Semi-Dense 3D Semantic Mapping from Monocular SLAM
This work addresses the problem of flexible 3D semantic mapping for robots in varied environments, though it appears incremental as it builds on existing SLAM and deep learning methods.
The paper tackled the challenge of acquiring semantic information in 3D mapping by combining deep learning with semi-dense monocular SLAM, resulting in improved 2D semantic labeling over baseline predictions on indoor/outdoor datasets.
The bundle of geometry and appearance in computer vision has proven to be a promising solution for robots across a wide variety of applications. Stereo cameras and RGB-D sensors are widely used to realise fast 3D reconstruction and trajectory tracking in a dense way.

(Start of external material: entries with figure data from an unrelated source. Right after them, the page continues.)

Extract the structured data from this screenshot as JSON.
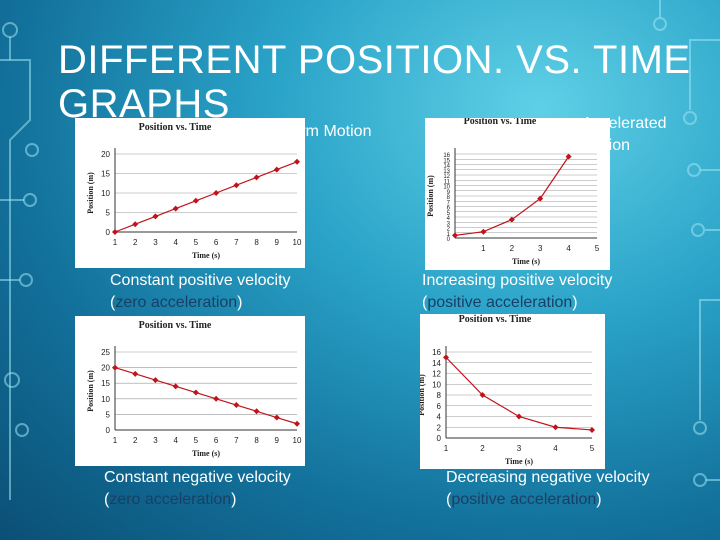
{
  "slide": {
    "title": "DIFFERENT POSITION. VS. TIME GRAPHS",
    "uniform_label": "Uniform Motion",
    "accelerated_label_1": "Accelerated",
    "accelerated_label_2": "Motion"
  },
  "descriptions": [
    {
      "line1": "Constant positive velocity",
      "open": "(",
      "accel": "zero acceleration",
      "close": ")"
    },
    {
      "line1": "Increasing positive velocity",
      "open": "(",
      "accel": "positive acceleration",
      "close": ")"
    },
    {
      "line1": "Constant negative velocity",
      "open": "(",
      "accel": "zero acceleration",
      "close": ")"
    },
    {
      "line1": "Decreasing negative velocity",
      "open": "(",
      "accel": "positive acceleration",
      "close": ")"
    }
  ],
  "colors": {
    "series": "#c0141c",
    "grid": "#999999",
    "highlight": "#1a3f66"
  },
  "chart_data": [
    {
      "type": "line",
      "title": "Position vs. Time",
      "xlabel": "Time (s)",
      "ylabel": "Position (m)",
      "x": [
        1,
        2,
        3,
        4,
        5,
        6,
        7,
        8,
        9,
        10
      ],
      "series": [
        {
          "values": [
            0,
            2,
            4,
            6,
            8,
            10,
            12,
            14,
            16,
            18
          ]
        }
      ],
      "xticks": [
        1,
        2,
        3,
        4,
        5,
        6,
        7,
        8,
        9,
        10
      ],
      "yticks": [
        0,
        5,
        10,
        15,
        20
      ],
      "ylim": [
        0,
        20
      ],
      "grid": "horizontal"
    },
    {
      "type": "line",
      "title": "Position vs. Time",
      "xlabel": "Time (s)",
      "ylabel": "Position (m)",
      "x": [
        0,
        1,
        2,
        3,
        4
      ],
      "series": [
        {
          "values": [
            0.5,
            1.2,
            3.5,
            7.5,
            15.5
          ]
        }
      ],
      "xticks": [
        1,
        2,
        3,
        4,
        5
      ],
      "yticks": [
        0,
        1,
        2,
        3,
        4,
        5,
        6,
        7,
        8,
        9,
        10,
        11,
        12,
        13,
        14,
        15,
        16
      ],
      "ylim": [
        0,
        16
      ],
      "grid": "horizontal"
    },
    {
      "type": "line",
      "title": "Position vs. Time",
      "xlabel": "Time (s)",
      "ylabel": "Position (m)",
      "x": [
        1,
        2,
        3,
        4,
        5,
        6,
        7,
        8,
        9,
        10
      ],
      "series": [
        {
          "values": [
            20,
            18,
            16,
            14,
            12,
            10,
            8,
            6,
            4,
            2
          ]
        }
      ],
      "xticks": [
        1,
        2,
        3,
        4,
        5,
        6,
        7,
        8,
        9,
        10
      ],
      "yticks": [
        0,
        5,
        10,
        15,
        20,
        25
      ],
      "ylim": [
        0,
        25
      ],
      "grid": "horizontal"
    },
    {
      "type": "line",
      "title": "Position vs. Time",
      "xlabel": "Time (s)",
      "ylabel": "Position (m)",
      "x": [
        1,
        2,
        3,
        4,
        5
      ],
      "series": [
        {
          "values": [
            15,
            8,
            4,
            2,
            1.5
          ]
        }
      ],
      "xticks": [
        1,
        2,
        3,
        4,
        5
      ],
      "yticks": [
        0,
        2,
        4,
        6,
        8,
        10,
        12,
        14,
        16
      ],
      "ylim": [
        0,
        16
      ],
      "grid": "horizontal"
    }
  ]
}
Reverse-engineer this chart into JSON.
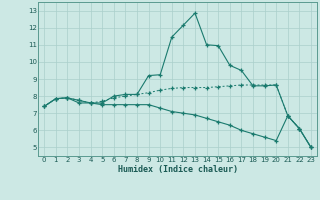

However, they lack flexibility of seamless switch between different scaled environments, i.e., indoor and outdoor scenes. In addition, semantic information are still hard to acquire in a 3D mapping. We address this challenge by combining the state-of-art deep learning method and semi-dense Simultaneous Localisation and Mapping (SLAM) based on video stream from a monocular camera. In our approach, 2D semantic information are transferred to 3D mapping via correspondence between connective Keyframes with spatial consistency. There is no need to obtain a semantic segmentation for each frame in a sequence, so that it could achieve a reasonable computation time. We evaluate our method on indoor/outdoor datasets and lead to an improvement in the 2D semantic labelling over baseline single frame predictions.